You seem to think faunal succession is a weakness of evolution. I would say it's a real problem for people who don't accept it. Where is that Precambrian rabbit? There wasn't any.
Actually, I think faunal succession was directed. I just don't think that the fossil record is accurately dated or sequenced.

And yes, I meant Mastodon. Survived in North America until "10,000 years ago".
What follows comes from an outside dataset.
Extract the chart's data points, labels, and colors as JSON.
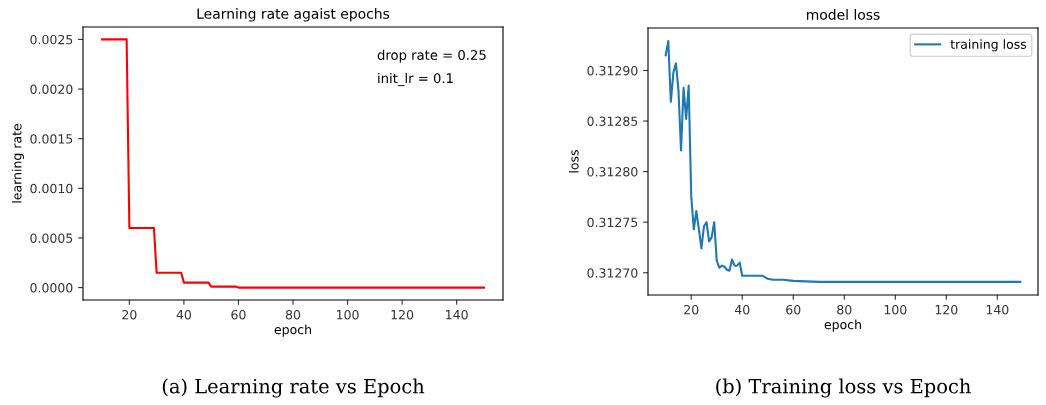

As for the mountains being "cut" by rivers... it doesn't take much of a rise to have a river shift course. Look at the Mississippi valley. Modern stone "cuts" are occurring in places where the valley or canyon is already formed and the rise is miniscule. Pretty pictures of cross-sections like http://www.pbs.org/wgbh/amex/canyon/sfeature/geologygraphic.html leave out a LOT of time - and beg some questions like "how did the canyon not fill up when it was under a "shallow sea"? Coastal places fill with mud to become flat, least in the places I know. Especially if a river dumps into the bay. You see, the "transformed under heat and pressure" sort of makes me wonder just what sort of heat and pressure would be happening to something that was in a canyon. Since, of course, the idea is "the waters been flowing here all this time, and the mountain grew slowly, so it eroded each year."
I really don't care if you believe me, I'm just saying what I believe.

181 posted on 10/20/2007 8:03:05 PM PDT by WizWom (Stupidity Hater!)